While on patrol in 1943 in Japanese waters, we usually operated in areas devoid of U.S. surface or air forces. Our assigned patrol areas generally contained an extensive coastline and significant ports. The areas were geographically separated from those of other U.S. submarines so as to avoid possible “friendly fire” situations. Even so, we were kept well informed of movements of other boats. We maintained radio silence except to report movements of out-of-range or damaged shipping which might provide target opportunities for other boats. When in close-in coastal patrol areas, we usually submerged at dawn. Morning star sights were taken just prior to diving to fix a position so we could keep as close to known Japanese traffic lanes as possible. While submerged, we established our position by taking periscope bearings on known structures (few) or mountain peaks (many). Most of our charts gave the British Admiralty credit for the survey work upon which they were based.

We kept a constant periscope watch for targets, conserving battery power needed to close a target for attack. After dusk, we ran on the surface all night to charge batteries, run air compressors to refill air banks, and run distillers for fresh water. In my last Flying Fish patrol, we ran on the surface quite often in daylight, using a high periscope watch for telltale masts or smoke on the horizon.

We were in heart-pounding action many times on each patrol, attacking shipping while submerged in daylight or on the surface at nigh. If submerged, we usually received our expected ration of depth charges after each attack. In daylight, a spread of steam-driven torpedoes left a very visible “V” pointer to our firing position. Close depth charges were loud and bone rattling, with insulation cork and cracked glass flying around the compartments, and or with vital equipment becoming damaged. Silent running and evasive maneuvers after attacks usually meant many hours of creeping speeds. It also meant shutting down most auxiliary equipment to minimize noises for which Japanese sonars were listening, as well as to conserve battery power. Silent running meant heavy sweating (both men and ship) with no air conditioning and cold food.

Speaking of food, we had the best. Submarine chefs were well trained, occasionally at leading stateside hotels.

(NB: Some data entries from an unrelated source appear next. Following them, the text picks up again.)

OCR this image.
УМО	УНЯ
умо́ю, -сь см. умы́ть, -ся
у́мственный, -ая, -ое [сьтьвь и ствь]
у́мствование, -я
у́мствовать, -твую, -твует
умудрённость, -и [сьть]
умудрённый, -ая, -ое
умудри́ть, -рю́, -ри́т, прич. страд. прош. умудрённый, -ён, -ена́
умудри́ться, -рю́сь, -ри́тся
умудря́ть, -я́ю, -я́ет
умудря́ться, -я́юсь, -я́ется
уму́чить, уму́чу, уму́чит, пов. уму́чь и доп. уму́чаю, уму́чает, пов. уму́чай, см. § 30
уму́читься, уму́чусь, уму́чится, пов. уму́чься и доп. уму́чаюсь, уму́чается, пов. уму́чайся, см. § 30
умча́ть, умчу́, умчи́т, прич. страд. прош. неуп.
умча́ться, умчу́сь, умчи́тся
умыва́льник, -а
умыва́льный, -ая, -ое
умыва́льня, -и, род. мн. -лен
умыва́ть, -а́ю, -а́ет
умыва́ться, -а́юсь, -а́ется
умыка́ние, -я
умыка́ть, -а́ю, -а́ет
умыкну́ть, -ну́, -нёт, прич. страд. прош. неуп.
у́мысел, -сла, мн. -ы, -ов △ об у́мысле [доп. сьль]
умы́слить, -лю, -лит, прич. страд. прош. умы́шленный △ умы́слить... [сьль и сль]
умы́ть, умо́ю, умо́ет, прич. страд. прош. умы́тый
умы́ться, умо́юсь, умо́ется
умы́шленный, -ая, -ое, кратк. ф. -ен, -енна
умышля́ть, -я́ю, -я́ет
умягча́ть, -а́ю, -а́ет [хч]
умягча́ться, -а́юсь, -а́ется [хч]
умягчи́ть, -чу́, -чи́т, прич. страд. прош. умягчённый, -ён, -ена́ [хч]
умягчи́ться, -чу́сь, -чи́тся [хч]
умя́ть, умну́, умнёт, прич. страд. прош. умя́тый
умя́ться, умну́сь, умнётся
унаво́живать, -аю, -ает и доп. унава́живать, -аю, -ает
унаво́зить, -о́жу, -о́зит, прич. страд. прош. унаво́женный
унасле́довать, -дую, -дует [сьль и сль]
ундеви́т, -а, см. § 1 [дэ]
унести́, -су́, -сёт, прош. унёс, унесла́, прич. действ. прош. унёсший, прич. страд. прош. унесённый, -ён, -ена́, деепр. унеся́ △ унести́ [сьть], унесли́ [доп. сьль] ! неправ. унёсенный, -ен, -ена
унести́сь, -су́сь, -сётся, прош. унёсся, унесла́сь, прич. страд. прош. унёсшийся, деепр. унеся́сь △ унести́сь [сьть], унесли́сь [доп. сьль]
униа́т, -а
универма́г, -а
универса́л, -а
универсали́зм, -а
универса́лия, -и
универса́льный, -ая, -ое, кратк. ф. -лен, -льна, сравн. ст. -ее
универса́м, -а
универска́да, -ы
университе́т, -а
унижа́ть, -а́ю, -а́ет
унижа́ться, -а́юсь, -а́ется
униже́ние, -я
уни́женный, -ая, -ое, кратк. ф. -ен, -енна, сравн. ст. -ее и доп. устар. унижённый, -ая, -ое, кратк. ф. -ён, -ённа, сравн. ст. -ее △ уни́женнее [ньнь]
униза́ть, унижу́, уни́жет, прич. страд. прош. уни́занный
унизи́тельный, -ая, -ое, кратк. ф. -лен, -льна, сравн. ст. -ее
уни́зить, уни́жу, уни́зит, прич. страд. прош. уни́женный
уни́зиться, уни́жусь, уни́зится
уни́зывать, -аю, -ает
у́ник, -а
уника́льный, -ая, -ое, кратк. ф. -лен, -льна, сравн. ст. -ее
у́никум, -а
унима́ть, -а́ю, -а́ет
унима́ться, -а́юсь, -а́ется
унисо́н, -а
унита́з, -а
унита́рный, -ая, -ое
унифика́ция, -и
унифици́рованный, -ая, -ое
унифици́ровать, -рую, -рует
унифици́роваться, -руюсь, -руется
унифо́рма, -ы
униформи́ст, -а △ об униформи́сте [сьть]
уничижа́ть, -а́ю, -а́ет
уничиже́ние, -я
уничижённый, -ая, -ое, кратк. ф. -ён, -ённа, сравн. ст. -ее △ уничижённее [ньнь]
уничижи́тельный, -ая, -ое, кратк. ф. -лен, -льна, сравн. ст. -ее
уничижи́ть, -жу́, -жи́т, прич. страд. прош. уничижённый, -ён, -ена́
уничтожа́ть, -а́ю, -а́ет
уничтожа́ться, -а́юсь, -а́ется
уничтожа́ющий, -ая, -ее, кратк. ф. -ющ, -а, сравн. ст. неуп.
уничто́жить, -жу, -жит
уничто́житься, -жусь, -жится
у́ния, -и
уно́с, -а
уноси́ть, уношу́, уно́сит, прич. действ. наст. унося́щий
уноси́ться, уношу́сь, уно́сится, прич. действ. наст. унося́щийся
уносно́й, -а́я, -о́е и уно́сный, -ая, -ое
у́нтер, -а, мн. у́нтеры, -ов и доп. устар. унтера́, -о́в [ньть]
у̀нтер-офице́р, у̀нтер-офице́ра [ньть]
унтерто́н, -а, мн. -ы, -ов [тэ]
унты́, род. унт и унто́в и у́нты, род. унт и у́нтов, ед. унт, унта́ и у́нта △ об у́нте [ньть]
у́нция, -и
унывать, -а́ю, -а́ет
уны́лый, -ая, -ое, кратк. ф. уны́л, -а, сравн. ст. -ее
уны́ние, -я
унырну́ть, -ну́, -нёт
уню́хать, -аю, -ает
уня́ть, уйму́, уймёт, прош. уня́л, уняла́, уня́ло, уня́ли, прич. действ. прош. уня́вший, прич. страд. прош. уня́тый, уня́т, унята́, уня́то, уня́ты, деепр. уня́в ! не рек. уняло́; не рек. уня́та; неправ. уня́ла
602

We were issued as much in the way of fresh vegetables and frozen foods as our freezer and refrigerator could hold. Before each patrol, we stuffed canned and boxed goods in every nook and cranny on the ship. Still, we ran out of some foodstuffs and had to rely on powdered milk, eggs, and other ersatz foods occasionally. The extra ration allowance given submariners helped. Without much exercise, keeping off weight was a problem. One solution was having only “C” ration chocolate bars for lunch. Never my favorite! But it did keep down air contamination and electricity consumption. Like many boats, we reversed day and night hours, eating lunch at midnight. I was impartial to that procedure, but then I don’t remember having a vote!

Flying Fish sank five and a half ships (one shared with another boat), totaling I 0,000 tons during eleven attacks over the I 0 months I was aboard. Those four patrols averaged 52 days in length and were all adjudged successful, entitling all participating crew members to wear the Submarine Combat Insignia. I left Flying Fish for new construction in the summer of 1943. I looked forward to a stateside rest and the opportunity to bring to bear the experience I had gained in Flying Fish to another boat.